GERMANY – Germany’s pension protection fund helped the country’s Pensionsfonds avoid posting a deficit in the quantitative impact study (QIS) for the revised IORP Directive, but technical reserves still soared by 50% for some schemes, according to Towers Watson.

Speaking at the aba annual conference in Berlin, head of actuarial consulting Alf Gohdes revealed details of the QIS’s impact on Pensionskassen and Pensionsfonds.

In total, he said, technical reserves before shocks increased by 40% when taking into account the new solvency requirements in the QIS, while for Pensionsfonds the increase was 50%.

Pensionsfonds – unlike Pensionskassen – are part of the pension protection scheme and therefore able to absorb all shocks simulated in the study.

Similarly to German MEP Thomas Mann, who gave a speech on the first day of the conference, Gohdes said he was optimistic the European Commission would eventually abandon the idea of applying Solvency II-type rules to IORPs.

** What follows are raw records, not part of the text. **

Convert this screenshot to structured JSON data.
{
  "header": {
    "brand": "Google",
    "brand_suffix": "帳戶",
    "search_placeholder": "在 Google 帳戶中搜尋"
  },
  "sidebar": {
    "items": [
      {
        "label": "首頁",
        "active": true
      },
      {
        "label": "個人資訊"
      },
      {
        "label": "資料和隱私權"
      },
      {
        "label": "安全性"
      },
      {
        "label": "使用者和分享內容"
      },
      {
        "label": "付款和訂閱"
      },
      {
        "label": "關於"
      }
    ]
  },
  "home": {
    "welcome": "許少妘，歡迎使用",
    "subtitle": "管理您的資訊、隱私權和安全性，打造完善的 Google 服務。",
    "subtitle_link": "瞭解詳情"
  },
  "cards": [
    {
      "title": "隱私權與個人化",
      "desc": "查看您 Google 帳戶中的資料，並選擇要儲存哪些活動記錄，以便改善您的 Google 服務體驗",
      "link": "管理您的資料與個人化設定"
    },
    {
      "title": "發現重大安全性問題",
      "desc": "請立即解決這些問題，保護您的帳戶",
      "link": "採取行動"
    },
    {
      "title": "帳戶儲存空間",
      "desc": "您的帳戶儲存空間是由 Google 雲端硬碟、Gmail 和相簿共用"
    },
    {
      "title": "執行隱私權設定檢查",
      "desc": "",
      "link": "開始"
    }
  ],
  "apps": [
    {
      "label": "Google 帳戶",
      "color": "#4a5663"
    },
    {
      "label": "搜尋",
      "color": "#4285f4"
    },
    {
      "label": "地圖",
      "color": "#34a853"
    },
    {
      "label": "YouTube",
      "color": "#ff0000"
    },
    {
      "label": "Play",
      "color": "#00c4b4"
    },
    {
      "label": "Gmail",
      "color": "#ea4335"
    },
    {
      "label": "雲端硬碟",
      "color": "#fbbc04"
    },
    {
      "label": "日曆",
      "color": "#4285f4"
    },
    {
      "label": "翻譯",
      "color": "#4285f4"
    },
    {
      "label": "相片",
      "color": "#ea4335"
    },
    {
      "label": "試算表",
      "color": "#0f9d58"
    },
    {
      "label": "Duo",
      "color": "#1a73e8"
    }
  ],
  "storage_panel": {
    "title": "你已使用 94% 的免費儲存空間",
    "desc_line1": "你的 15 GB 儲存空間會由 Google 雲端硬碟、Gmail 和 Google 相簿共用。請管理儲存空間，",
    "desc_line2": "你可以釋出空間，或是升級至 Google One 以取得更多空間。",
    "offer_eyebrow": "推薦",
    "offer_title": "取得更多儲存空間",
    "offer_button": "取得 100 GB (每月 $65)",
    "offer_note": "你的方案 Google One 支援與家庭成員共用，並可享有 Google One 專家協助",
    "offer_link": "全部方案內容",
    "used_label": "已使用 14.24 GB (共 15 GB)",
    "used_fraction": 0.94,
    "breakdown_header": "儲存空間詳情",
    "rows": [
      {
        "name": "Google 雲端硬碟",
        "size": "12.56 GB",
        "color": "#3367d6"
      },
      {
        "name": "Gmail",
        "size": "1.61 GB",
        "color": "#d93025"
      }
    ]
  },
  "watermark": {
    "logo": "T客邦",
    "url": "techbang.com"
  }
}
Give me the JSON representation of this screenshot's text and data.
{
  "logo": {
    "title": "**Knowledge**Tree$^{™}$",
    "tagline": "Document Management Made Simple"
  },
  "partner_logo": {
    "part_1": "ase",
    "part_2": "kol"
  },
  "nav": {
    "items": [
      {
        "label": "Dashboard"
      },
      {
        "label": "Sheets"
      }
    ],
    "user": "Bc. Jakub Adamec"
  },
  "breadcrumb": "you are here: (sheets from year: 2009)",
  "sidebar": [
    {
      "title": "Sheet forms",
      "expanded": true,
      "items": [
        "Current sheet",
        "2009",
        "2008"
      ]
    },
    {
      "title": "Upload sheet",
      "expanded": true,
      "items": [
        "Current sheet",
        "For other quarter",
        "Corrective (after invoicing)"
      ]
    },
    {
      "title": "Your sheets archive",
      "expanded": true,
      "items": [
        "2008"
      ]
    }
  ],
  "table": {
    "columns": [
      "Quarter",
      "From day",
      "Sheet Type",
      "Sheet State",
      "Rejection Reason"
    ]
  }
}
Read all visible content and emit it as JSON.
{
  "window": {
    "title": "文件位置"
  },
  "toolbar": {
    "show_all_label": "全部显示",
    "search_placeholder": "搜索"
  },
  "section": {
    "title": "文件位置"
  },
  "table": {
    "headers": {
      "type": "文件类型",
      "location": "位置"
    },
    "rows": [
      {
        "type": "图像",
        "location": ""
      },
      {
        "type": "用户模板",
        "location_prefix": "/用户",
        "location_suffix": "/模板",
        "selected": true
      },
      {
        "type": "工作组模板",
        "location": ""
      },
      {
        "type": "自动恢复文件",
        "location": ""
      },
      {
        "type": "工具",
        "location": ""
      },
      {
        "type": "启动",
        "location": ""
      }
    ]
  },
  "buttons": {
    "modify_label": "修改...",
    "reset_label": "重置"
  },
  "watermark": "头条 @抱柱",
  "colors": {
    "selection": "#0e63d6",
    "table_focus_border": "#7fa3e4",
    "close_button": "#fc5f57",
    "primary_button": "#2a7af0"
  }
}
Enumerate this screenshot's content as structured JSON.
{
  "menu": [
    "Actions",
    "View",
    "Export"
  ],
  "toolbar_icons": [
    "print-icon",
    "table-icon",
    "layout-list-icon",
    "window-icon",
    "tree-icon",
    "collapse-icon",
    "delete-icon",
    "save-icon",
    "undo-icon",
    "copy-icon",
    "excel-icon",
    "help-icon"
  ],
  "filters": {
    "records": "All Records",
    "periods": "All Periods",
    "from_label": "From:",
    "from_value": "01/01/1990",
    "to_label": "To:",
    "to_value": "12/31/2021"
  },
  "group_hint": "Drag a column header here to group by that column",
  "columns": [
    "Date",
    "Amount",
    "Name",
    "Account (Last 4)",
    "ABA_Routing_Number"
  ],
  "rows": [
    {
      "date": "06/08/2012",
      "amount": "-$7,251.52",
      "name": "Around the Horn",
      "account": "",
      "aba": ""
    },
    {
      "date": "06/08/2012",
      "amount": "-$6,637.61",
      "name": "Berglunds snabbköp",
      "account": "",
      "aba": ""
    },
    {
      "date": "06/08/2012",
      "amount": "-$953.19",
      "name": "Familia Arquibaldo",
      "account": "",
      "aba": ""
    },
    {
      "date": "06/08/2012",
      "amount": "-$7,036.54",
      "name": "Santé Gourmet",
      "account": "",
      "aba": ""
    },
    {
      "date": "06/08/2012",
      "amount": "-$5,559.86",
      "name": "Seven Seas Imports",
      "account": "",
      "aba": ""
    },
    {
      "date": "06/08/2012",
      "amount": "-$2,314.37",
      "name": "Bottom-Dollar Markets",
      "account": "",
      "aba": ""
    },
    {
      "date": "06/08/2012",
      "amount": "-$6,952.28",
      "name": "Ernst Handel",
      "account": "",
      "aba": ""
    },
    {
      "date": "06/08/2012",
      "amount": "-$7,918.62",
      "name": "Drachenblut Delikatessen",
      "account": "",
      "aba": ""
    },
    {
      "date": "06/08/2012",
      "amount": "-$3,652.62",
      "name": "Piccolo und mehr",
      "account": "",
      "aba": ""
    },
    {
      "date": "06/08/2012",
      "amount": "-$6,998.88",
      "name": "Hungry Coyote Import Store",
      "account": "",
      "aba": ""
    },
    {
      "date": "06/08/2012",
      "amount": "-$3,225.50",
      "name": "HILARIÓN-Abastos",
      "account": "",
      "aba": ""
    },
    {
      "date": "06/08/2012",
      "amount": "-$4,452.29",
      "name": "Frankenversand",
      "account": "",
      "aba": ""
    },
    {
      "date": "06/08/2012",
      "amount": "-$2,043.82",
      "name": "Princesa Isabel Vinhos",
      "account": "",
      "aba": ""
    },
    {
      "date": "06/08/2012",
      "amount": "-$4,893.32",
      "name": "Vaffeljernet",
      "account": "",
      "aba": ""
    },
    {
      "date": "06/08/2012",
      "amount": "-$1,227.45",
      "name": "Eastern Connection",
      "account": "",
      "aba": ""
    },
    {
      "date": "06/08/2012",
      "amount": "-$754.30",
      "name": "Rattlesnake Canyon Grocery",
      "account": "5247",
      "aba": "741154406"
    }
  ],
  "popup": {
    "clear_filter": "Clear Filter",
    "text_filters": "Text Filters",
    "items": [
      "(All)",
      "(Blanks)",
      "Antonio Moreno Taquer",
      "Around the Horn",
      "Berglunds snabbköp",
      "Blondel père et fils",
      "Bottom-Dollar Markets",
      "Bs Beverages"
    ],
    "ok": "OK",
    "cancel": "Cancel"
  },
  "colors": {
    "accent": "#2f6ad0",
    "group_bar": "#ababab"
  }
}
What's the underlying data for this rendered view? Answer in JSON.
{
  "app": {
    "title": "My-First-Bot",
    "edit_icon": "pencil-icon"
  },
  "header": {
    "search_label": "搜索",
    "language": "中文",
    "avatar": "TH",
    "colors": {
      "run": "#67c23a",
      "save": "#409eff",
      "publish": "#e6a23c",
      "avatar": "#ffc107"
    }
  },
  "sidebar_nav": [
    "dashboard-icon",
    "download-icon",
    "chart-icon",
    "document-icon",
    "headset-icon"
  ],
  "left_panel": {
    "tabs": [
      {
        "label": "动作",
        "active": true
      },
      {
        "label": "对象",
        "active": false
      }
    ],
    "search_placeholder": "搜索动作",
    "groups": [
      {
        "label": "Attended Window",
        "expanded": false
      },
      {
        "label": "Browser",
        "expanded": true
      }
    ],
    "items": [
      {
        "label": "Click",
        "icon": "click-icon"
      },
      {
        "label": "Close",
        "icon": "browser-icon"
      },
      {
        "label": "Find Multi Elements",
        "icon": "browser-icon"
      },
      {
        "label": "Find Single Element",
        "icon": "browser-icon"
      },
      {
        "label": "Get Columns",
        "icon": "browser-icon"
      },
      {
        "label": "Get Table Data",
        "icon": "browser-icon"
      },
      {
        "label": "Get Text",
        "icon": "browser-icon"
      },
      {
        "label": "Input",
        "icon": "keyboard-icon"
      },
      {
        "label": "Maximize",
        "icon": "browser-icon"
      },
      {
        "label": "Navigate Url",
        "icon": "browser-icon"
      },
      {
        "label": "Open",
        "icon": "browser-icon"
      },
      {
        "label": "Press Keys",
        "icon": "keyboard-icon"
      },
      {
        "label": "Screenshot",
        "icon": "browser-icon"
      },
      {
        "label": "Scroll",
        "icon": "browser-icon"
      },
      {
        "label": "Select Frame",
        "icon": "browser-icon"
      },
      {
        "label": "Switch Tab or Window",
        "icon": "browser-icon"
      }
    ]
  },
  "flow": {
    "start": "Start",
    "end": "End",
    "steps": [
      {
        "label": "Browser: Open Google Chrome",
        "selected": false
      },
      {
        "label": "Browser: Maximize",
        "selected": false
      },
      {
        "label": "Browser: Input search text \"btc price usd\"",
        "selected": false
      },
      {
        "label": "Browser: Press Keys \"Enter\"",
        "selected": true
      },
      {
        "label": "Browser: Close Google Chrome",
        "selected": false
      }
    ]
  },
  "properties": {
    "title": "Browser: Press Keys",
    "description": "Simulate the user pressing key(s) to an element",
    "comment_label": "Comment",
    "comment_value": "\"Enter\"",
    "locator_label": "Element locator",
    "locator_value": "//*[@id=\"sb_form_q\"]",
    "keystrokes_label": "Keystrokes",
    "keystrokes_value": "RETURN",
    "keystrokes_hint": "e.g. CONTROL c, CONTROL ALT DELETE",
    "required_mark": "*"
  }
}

The actuary noted that Germany was “not alone” in struggling with a major hike in technical reserves under the new solvency rules, as they had also soared in Belgium (27%), Ireland (72%), the Netherlands (24%) and the UK (40%), and by “around €900bn in total”.

However, he also acknowledged the need for “some form of unified model” for supervision, as well as a risk-based approach that would include pension protection schemes and sponsor support in some capacity.

Meanwhile, Carsten Velten – head of occupational pensions at Deutsche Telekom and head of the Pensionsfonds working group at aba – said transfers to Pensionsfonds had slowed considerably, adding that this was “no surprise” due to a number of “major obstacles”.

In the 11 years since the launch of the legal framework, only 31 Pensionsfonds have been created.

One of the industry’s long-term demands is soon to be met, however.

In a first reading, the German Parliament agreed to allow lump-sum payments from Pensionsfonds on retirement – something that had been allowed in all other pension vehicles but Pensionsfonds.

But Peter Bredebusch, head of the LVM Pensionsfonds-AG, highlighted other unresolved issues, such as the ban on transferring future services.

Because of this legal restriction, only the assets of retirees have been transferred to Pensionsfonds to date.

Bredebusch said most companies could not afford to transfer liabilities to a Pensionsfonds because of the spread between the discount rate used in the book reserves and the market rate used in a Pensionsfonds.

He said the aba working group had filed a proposal on how to solve the problem with the German government.